Are conservatives plotting to subvert American institutions? Tucked inside the op-ed that Claudine Gay published in the New York Times the day after she stepped down as Harvard president, she included this bold assertion. 

Gay made the accusation twice in her op-ed, so it was not a passing fancy. She devoted a full paragraph to the idea. …

… “The campaign against me was about more than one university and one leader. This was merely a single skirmish in a broader war to unravel public faith in pillars of American society. Campaigns of this kind often start with attacks on education and expertise, because these are the tools that best equip communities to see through propaganda. But such campaigns don’t end there.” …

… Further on in the op-ed, Gay added that courage was needed “to stand up to those who seek to undermine what makes universities unique in American life.”
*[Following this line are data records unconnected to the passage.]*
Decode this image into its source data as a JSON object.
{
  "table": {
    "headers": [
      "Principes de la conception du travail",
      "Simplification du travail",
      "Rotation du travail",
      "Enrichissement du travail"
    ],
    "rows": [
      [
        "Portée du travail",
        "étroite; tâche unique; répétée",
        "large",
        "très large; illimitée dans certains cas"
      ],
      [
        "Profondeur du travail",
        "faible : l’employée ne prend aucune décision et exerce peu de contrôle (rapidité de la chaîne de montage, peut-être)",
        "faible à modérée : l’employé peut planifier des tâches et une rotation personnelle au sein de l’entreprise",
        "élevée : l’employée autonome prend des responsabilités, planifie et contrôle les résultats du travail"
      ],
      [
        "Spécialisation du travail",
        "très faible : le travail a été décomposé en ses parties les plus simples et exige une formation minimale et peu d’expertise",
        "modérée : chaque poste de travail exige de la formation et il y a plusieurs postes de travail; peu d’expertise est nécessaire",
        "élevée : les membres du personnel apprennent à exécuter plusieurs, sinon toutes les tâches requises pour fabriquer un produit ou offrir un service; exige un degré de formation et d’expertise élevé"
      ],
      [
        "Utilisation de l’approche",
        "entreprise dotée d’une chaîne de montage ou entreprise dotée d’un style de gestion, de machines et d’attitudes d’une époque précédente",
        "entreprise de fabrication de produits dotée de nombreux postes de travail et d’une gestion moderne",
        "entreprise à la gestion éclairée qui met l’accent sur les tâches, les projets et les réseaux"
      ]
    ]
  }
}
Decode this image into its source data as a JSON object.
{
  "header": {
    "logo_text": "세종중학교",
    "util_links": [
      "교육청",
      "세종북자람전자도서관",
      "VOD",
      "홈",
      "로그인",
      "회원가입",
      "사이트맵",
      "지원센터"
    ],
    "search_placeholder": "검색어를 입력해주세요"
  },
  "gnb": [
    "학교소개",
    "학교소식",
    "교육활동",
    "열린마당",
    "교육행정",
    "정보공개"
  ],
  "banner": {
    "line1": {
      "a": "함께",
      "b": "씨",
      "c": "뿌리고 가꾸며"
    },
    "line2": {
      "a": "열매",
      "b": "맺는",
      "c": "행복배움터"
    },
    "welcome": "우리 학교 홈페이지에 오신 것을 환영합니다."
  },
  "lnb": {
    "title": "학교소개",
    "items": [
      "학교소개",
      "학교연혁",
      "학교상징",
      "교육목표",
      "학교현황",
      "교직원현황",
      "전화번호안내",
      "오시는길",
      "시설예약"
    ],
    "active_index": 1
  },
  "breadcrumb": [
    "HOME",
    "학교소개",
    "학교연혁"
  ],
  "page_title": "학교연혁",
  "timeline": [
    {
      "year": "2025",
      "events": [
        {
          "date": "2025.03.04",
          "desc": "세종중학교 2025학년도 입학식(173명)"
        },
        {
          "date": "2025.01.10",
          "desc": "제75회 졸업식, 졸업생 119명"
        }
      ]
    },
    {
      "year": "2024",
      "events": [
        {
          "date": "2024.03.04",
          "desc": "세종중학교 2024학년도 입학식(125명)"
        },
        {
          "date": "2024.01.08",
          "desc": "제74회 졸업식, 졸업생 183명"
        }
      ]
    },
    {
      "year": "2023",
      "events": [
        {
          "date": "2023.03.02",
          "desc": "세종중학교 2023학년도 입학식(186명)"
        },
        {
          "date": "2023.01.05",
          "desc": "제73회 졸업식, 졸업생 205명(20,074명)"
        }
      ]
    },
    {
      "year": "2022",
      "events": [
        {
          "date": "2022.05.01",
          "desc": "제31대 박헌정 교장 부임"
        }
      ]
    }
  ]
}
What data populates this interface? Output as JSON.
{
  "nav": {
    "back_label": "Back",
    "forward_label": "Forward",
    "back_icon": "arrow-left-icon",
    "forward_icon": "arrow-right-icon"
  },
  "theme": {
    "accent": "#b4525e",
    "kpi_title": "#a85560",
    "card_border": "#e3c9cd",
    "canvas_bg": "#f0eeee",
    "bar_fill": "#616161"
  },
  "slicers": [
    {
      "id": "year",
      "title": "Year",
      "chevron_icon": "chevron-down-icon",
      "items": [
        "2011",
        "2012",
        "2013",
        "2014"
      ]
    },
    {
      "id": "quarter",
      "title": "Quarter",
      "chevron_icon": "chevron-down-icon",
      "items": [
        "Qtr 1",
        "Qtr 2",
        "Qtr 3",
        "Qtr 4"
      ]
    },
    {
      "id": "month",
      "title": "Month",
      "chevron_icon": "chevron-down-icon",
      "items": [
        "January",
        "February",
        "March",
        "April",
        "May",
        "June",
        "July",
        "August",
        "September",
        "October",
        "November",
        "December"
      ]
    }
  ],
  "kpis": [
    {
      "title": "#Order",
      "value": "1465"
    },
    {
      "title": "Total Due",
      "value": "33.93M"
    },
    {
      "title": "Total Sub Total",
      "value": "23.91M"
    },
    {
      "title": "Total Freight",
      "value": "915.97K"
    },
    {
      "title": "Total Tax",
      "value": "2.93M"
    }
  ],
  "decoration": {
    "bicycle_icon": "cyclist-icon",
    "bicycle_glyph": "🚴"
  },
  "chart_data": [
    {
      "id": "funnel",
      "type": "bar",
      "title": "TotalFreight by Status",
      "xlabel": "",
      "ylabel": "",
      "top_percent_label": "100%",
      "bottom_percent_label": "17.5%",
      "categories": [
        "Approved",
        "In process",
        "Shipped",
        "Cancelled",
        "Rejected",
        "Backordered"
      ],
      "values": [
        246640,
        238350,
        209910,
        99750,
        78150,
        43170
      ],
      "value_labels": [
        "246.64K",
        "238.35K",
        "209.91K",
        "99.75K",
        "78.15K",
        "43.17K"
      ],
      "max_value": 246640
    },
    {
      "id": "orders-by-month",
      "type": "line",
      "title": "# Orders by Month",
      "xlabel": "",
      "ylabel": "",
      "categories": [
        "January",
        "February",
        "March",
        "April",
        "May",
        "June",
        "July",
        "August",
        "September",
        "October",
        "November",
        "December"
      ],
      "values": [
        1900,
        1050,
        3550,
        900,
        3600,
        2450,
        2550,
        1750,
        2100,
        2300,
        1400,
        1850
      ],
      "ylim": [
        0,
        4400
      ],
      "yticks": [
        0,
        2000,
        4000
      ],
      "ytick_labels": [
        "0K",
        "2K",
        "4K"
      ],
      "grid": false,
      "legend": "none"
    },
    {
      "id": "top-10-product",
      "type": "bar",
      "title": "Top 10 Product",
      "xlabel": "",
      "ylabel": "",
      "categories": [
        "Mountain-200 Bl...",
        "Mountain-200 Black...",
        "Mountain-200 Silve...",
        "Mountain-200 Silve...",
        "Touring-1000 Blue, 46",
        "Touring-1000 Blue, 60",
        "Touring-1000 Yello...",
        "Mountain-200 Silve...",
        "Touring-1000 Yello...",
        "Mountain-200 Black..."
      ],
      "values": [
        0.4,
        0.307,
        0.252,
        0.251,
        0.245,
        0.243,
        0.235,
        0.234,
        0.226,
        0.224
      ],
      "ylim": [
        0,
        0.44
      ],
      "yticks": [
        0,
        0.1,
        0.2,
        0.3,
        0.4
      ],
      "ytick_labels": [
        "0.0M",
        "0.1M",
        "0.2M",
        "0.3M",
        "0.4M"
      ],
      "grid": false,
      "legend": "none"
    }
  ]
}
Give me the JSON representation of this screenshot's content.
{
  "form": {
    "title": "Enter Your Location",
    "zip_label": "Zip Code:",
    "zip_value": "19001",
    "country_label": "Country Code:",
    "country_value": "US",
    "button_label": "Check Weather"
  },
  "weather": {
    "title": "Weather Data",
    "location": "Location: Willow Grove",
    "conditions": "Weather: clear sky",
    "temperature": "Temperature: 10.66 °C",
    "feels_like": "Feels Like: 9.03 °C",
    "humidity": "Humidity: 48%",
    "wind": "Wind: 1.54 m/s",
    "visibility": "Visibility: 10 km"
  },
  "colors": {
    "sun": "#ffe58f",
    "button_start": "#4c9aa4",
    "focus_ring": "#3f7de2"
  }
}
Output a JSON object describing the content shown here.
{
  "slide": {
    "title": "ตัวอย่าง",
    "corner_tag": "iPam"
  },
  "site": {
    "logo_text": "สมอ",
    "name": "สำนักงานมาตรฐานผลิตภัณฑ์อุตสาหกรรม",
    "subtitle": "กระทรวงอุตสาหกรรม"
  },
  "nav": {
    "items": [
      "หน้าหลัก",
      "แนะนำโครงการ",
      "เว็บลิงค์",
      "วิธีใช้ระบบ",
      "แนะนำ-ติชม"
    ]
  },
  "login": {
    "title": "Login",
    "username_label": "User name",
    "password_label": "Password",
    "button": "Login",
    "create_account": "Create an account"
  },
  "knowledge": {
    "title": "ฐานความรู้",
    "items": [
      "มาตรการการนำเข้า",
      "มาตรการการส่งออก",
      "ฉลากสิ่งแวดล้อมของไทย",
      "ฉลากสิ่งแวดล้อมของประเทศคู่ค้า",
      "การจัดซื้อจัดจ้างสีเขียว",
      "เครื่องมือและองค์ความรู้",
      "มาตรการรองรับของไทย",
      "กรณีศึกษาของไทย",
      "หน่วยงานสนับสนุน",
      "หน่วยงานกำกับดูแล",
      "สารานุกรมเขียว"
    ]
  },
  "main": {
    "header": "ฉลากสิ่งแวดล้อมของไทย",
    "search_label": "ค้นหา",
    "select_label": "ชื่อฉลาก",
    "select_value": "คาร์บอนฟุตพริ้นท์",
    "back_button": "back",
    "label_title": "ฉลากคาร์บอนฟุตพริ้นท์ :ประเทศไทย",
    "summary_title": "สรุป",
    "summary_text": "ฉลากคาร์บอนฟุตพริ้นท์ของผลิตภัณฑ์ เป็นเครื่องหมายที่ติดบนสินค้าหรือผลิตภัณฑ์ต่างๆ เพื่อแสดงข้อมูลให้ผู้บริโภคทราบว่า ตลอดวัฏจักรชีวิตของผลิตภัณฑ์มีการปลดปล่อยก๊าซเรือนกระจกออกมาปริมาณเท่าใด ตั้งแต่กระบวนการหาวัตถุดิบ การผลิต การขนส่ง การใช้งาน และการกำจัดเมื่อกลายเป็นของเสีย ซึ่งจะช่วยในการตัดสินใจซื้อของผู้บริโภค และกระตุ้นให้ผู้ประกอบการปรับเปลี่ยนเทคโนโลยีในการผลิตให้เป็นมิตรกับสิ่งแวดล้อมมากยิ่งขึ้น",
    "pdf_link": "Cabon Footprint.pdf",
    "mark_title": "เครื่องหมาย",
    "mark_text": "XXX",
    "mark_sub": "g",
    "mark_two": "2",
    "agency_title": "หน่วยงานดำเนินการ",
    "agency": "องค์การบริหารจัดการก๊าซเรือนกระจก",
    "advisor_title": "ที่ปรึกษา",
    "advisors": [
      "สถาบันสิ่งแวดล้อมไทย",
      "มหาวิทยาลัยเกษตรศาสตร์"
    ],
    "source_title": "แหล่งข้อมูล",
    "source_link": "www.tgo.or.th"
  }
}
This contention is at first blush paradoxical. Many people, especially those in the center and the center Left, are belatedly coming around to agree that our cultural institutions have made a gigantic mistake in enforcing the view that all of life must be seen through the power dynamic of the “oppressed vs. the oppressor.” But those of us who have been writing about this for years have made the case that to get power over these institutions, the Left first had to undermine American norms and institutions.

This is the heart of what is known as “cultural Marxism.” It is not always possible to settle economic scores and overthrow regimes through violent and bloody revolutions as Karl Marx wanted (and the bloodier they were, the more Marx liked them), so a better approach is to infiltrate the institutions and indoctrinate the population, especially the young.